Insomma, tra attivi e passivi chi vince?
Nessuno.
Scrivere cose come “passivi tutta la cazzo di vita” (come mi è capitato di leggere su un social media) non ha alcun senso e denota un approccio manicheo e superficiale alle diverse tecnologie disponibili.
Ogni utente deve adottare il monitor che più si adatta al proprio modo di lavorare, agli scopi che si propone di raggiungere col proprio personal studio, alle fasi di lavorazione cui dedica la maggior parte del tempo.

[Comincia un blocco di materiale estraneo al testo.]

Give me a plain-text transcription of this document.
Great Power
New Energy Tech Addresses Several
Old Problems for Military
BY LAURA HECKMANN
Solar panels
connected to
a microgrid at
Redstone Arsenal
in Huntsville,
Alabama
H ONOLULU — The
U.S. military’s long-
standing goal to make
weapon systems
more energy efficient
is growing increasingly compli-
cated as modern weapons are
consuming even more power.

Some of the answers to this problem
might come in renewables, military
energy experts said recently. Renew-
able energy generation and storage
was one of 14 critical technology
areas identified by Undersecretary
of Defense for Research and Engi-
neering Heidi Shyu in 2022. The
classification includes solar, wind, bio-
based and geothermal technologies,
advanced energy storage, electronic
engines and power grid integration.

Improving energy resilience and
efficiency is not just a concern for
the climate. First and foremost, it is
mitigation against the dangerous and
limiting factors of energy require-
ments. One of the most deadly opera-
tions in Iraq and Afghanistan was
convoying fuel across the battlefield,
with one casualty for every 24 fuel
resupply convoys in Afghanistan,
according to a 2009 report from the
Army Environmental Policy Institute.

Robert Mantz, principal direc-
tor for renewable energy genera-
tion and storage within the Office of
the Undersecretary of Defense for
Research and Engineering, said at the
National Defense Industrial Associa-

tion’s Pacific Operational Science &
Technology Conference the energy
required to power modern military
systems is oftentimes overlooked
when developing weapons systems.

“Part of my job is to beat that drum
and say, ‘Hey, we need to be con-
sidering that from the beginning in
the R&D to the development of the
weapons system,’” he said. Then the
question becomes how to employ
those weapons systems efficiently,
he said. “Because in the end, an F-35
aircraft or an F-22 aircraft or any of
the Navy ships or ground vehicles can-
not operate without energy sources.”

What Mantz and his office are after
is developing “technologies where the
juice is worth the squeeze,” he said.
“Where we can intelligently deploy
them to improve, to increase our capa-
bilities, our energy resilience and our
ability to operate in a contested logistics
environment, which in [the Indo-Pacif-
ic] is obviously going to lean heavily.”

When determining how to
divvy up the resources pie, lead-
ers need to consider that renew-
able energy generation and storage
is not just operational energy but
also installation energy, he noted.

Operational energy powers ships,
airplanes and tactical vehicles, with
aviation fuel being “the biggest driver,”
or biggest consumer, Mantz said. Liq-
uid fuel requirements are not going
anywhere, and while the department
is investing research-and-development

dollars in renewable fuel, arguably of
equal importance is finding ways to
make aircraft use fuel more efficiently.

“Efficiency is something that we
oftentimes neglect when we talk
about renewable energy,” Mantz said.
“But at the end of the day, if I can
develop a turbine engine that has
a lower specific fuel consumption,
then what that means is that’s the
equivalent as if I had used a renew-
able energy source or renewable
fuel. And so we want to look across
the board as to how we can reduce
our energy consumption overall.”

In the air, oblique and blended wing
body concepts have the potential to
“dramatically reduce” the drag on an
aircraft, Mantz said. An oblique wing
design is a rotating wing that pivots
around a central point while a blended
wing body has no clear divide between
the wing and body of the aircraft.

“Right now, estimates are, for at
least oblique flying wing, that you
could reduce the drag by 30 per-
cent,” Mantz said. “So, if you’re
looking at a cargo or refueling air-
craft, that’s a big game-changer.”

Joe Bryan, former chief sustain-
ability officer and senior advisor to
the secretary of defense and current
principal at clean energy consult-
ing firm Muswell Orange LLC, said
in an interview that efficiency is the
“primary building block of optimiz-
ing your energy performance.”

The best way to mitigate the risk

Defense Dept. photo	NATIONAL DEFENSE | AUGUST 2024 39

Esistono ottimi prodotti in entrambe le categorie, l’importante è comprendere che l’attuale moda “passivo tutta la vita” è appunto una tendenza priva di argomenti assoluti. Chi scrive ritiene che una coppia di monitor attivi come per esempio i Kali LP-6 o a livello superiore i Focal Shape 65 soddisfi la stragrande maggioranza delle necessità di un producer con uno studio domestico o comunque personale, ma al contempo non disconosce il valore che può avere una coppia di economicissimi Mission LX-2 nel fare un mix che poi trasli bene su tanti impianti.
Adesso tocca a voi capire da che parte state.